Un auteur que nous avons combattu plus d'une fois, et qui a recueilli avec soin tout ce qui paraissait contredire la divine origine de la révélation chrétienne, n'a pas craint de dire que les apôtres et le Christ luimême se sont trompés en annonçant la consommation finale! (Études sur l'histoire, etc. par M. Laurent, tom. 4. p. 129.)

Jésus-Christ et ses apôtres nous ont parlé de la même manière de la fin de l'homme et de la fin du monde. Ils ont dit de l'une et de l'autre : Vous ne savez ni le jour ni l'heure: soyez prêts.

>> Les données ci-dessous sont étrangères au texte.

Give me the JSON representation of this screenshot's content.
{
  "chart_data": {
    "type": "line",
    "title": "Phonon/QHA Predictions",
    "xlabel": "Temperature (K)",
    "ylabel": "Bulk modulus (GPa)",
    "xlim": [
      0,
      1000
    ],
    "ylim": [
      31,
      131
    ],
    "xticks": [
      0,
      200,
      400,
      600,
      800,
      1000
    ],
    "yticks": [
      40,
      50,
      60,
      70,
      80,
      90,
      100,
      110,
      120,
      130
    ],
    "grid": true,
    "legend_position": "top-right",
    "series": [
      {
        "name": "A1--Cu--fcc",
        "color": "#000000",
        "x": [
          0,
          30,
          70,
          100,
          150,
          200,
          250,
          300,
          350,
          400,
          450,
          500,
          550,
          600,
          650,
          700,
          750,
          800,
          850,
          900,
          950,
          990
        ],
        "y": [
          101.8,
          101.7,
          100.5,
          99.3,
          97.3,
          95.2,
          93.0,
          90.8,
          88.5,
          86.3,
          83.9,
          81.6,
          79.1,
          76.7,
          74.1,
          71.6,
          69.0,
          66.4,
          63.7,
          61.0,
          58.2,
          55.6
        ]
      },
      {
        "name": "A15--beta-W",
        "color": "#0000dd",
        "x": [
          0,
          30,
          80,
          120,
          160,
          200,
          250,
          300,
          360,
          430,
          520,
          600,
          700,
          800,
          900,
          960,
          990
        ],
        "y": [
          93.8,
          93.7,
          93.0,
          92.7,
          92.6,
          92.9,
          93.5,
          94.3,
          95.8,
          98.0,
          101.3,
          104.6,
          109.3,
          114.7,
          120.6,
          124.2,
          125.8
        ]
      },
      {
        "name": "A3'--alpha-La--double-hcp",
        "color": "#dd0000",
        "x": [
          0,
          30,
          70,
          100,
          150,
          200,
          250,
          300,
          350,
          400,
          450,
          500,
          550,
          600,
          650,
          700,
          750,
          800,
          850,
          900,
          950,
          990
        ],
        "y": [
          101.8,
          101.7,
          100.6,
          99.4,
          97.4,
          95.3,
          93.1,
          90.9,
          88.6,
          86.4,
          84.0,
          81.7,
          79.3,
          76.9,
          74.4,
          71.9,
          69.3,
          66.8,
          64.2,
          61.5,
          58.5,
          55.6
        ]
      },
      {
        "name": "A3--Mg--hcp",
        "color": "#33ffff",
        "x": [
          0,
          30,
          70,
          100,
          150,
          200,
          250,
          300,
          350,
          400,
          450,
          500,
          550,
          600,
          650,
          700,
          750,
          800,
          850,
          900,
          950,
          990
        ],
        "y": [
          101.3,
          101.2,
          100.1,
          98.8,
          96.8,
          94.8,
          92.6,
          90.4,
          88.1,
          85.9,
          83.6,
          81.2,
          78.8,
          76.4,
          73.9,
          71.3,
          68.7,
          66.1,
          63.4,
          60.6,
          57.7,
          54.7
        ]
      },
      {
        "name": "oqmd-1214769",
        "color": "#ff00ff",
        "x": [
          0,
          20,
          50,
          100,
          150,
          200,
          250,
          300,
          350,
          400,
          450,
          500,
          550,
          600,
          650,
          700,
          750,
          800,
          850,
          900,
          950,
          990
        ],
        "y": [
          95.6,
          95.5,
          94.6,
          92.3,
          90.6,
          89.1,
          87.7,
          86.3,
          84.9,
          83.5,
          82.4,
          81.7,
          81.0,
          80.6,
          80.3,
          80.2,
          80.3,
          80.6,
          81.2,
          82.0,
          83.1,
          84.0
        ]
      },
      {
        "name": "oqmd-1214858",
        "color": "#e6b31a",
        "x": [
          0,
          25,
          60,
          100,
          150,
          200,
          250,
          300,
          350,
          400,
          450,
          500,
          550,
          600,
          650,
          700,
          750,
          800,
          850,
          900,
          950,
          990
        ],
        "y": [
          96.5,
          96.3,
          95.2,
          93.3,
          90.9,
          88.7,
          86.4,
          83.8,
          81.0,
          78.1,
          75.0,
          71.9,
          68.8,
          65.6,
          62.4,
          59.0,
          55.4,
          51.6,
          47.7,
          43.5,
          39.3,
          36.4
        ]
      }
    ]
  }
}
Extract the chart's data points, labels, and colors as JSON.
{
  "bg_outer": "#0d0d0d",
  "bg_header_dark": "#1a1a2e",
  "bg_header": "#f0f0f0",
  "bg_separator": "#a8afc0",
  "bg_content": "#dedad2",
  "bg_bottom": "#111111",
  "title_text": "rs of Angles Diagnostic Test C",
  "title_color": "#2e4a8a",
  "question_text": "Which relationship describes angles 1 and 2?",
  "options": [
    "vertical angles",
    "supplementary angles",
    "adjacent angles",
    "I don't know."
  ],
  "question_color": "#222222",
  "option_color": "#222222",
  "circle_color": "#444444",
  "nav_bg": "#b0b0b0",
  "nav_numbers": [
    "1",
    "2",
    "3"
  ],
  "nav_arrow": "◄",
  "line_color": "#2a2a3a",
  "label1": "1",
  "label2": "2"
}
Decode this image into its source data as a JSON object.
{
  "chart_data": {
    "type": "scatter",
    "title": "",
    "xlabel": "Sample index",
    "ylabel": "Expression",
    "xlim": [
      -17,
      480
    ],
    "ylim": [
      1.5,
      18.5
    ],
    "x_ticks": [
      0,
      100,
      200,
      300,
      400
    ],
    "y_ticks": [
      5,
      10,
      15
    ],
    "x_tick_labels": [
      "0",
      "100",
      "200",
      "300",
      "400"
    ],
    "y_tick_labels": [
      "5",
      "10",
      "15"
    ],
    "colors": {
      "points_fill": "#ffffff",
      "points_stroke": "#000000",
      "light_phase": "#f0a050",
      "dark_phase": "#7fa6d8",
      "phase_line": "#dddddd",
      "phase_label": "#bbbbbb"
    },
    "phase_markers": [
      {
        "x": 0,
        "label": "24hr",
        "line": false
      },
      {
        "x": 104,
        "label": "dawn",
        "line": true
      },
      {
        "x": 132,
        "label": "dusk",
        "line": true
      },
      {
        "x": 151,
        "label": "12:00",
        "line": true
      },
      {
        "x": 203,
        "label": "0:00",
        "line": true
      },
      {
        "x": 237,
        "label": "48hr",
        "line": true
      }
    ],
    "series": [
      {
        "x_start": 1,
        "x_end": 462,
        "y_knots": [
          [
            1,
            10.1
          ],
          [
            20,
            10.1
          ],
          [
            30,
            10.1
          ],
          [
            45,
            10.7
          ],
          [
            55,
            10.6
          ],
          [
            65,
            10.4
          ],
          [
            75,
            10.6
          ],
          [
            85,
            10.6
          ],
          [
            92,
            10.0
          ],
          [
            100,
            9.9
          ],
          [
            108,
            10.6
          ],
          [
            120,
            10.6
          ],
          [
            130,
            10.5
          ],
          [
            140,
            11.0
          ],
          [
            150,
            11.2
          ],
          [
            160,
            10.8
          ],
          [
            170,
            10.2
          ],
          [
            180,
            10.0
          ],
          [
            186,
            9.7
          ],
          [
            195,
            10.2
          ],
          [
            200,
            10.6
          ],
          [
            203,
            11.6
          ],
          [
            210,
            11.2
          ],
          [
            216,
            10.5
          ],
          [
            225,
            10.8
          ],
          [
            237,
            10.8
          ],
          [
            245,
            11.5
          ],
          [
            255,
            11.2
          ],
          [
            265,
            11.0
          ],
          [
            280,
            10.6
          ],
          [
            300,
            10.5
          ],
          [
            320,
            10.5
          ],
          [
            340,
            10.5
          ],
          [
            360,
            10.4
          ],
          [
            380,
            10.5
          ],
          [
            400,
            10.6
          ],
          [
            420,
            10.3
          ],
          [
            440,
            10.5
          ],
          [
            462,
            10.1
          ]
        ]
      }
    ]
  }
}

Mais il est deux paroles du divin maître dont M. Laurent abuse pour mettre l'erreur sur les lèvres de la Vérité même. Voici la première de ces paroles : « Je vous le dis en vérité (Jésus-Christ parle à ses apôtres), il y en a QUELQUES-UNS de ceux qui sont ici qui ne mourront point qu'ils n'aient vu le Fils de l'homme venir en son règne. Et six jours après, Jésus ayant pris avec lui Pierre, Jacques et Jean, les mena à l'écart sur une haute montagne, et il fut transfiguré devant eux. (Matth. 16. v. ult. et 17. v. 4.) Ces paroles se suivent dans l'Evangile, et il est évident qu'en parlant des quelques-uns qui verraient le Fils de l'homme dans la gloire de son règne, Jésus-Christ parlait des trois témoins de sa glorieuse transfiguration. Et voilà la première parole qui fait dire à M. Laurent que le Fils de Dieu s'est trompé ! — Voici la seconde : Cette génération ne passera pas que tout ceci n'arrive. (Matth. 24. 34.) Or, cette parole est «< comprise, dit Bossuet, dans ce long et admirable discours ou JésusChrist joint ensemble la ruine de Jérusalem avec celle de l'univers. Cette liaison n'est pas sans mystère et en voici le dessein: Jérusalem, cité bienheureuse que le Seigneur avait choisie, tant qu'elle demeura dans l'alliance et dans la foi des promesses, fut la figure de l'Eglise, et la figure du ciel où Dieu se fait voir à ses enfants. C'est pourquoi nous voyons souvent les prophètes joindre, dans la suite du même discours, ce qui regarde Jérusalem à ce qui regarde l'Eglise et à ce qui regarde la gloire céleste : C'est un des secrets des prophéties, et une des clefs qui en ouvrent l'intelligence.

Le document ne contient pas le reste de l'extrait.